Mohawk College recycling single-use masks
Face-coverings have been recycled into composite lumber, outdoor furniture and rubber pellets
Although the mask mandate has been lifted, disposable personal protective equipment (PPE) continues to litter Hamilton streets, campuses and public places.
The COVID-19 pandemic has generated over 87,000 tonnes of health-care waste, most of it coming from single-use masks, a World Health Organization report said.
Mohawk College has figured out a way to recycle one-time-use masks into composite lumber, outdoor furniture or rubber pellets. So far, the college has diverted more than 260,000 masks.
Allison Maxted, manager of the sustainability office at Mohawk, told The Spectator that the initiative to recycle masks was pitched by a student during the yearly sustainability campaign in 2021.
“As an institution that is committed to sustainability, we jumped on
the opportunity,” she said, placing zero-waste cardboard boxes around the campus and exits, and encouraging people to use them.
Maxted shared how frustrating it was to see used masks going in the garbage as the community focused on safety during the pandemic.
“We felt a responsibility to respond to that and do something about it,” Maxted said.
She added, “We know that the impact is limited in terms of all the waste that has been created on the
planet, but we’ve tried to do our part.”
Once the cardboard boxes are filled with used masks, they’re kept in quarantine for 72 hours before they get shipped to TerraCycle, a private company in New Jersey with which Mohawk has partnered, Maxted said.
The company then stores the boxes for another 72 hours before disassembling the masks.
The larger covering part of the masks — made of plastic — gets recycled into composite lumber or outdoor furniture, Maxted said. The elastic loops of the masks are turned into rubber pellets or rubberized playground surfaces, while the metal nose pieces are melted down for different metal products.
The pilot project, initially funded by Mohawk’s sustainability initiative fund, has spent more than $30,000 on mask recycling.

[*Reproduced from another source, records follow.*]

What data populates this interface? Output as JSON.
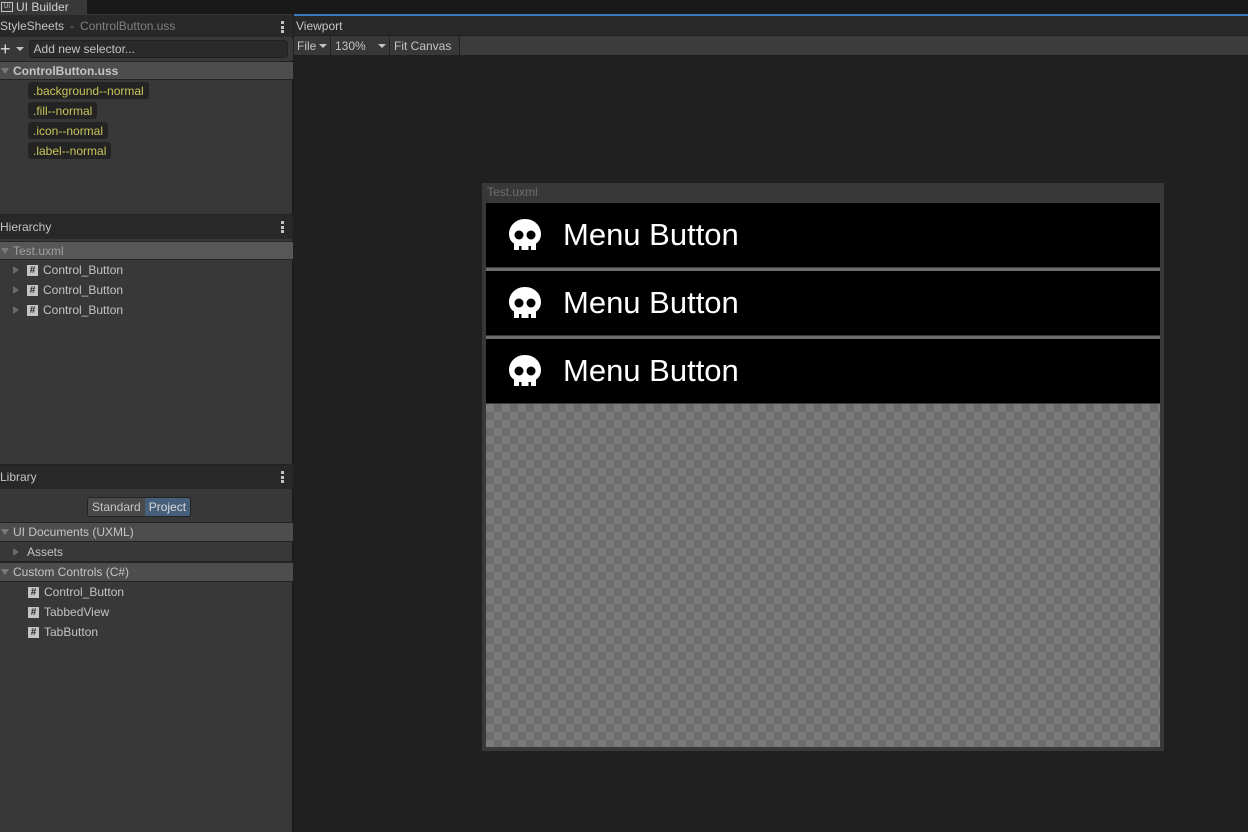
{
  "window": {
    "tab": "UI Builder",
    "tab_icon": "ui-icon"
  },
  "stylesheets": {
    "title": "StyleSheets",
    "separator": "-",
    "file": "ControlButton.uss",
    "selector_placeholder": "Add new selector...",
    "sheet": "ControlButton.uss",
    "selectors": [
      ".background--normal",
      ".fill--normal",
      ".icon--normal",
      ".label--normal"
    ]
  },
  "hierarchy": {
    "title": "Hierarchy",
    "root": "Test.uxml",
    "items": [
      "Control_Button",
      "Control_Button",
      "Control_Button"
    ]
  },
  "library": {
    "title": "Library",
    "tabs": [
      "Standard",
      "Project"
    ],
    "active_tab": "Project",
    "sections": [
      {
        "label": "UI Documents (UXML)",
        "items": [
          "Assets"
        ]
      },
      {
        "label": "Custom Controls (C#)",
        "items": [
          "Control_Button",
          "TabbedView",
          "TabButton"
        ]
      }
    ]
  },
  "viewport": {
    "title": "Viewport",
    "file_menu": "File",
    "zoom": "130%",
    "fit_canvas": "Fit Canvas",
    "document": "Test.uxml",
    "buttons": [
      "Menu Button",
      "Menu Button",
      "Menu Button"
    ]
  },
  "colors": {
    "accent": "#3a79bb",
    "selector": "#c8c55a",
    "project_tab": "#46607c"
  }
}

The funding is now covered by Mohawk’s COVID-19 expenses.
Maxted noted the college is going to continue the project and encourage people to dispose their used masks in the placed boxes.
McMaster University also partnered with a British Columbiabased company, Vitacore, to launch a recycling program for single-use masks in 2021. The institution has established ways to melt down masks, converting them into pellets, which can be used as plastic-reinforced concrete.
As an institution that is committed to sustainability, we jumped on the opportunity.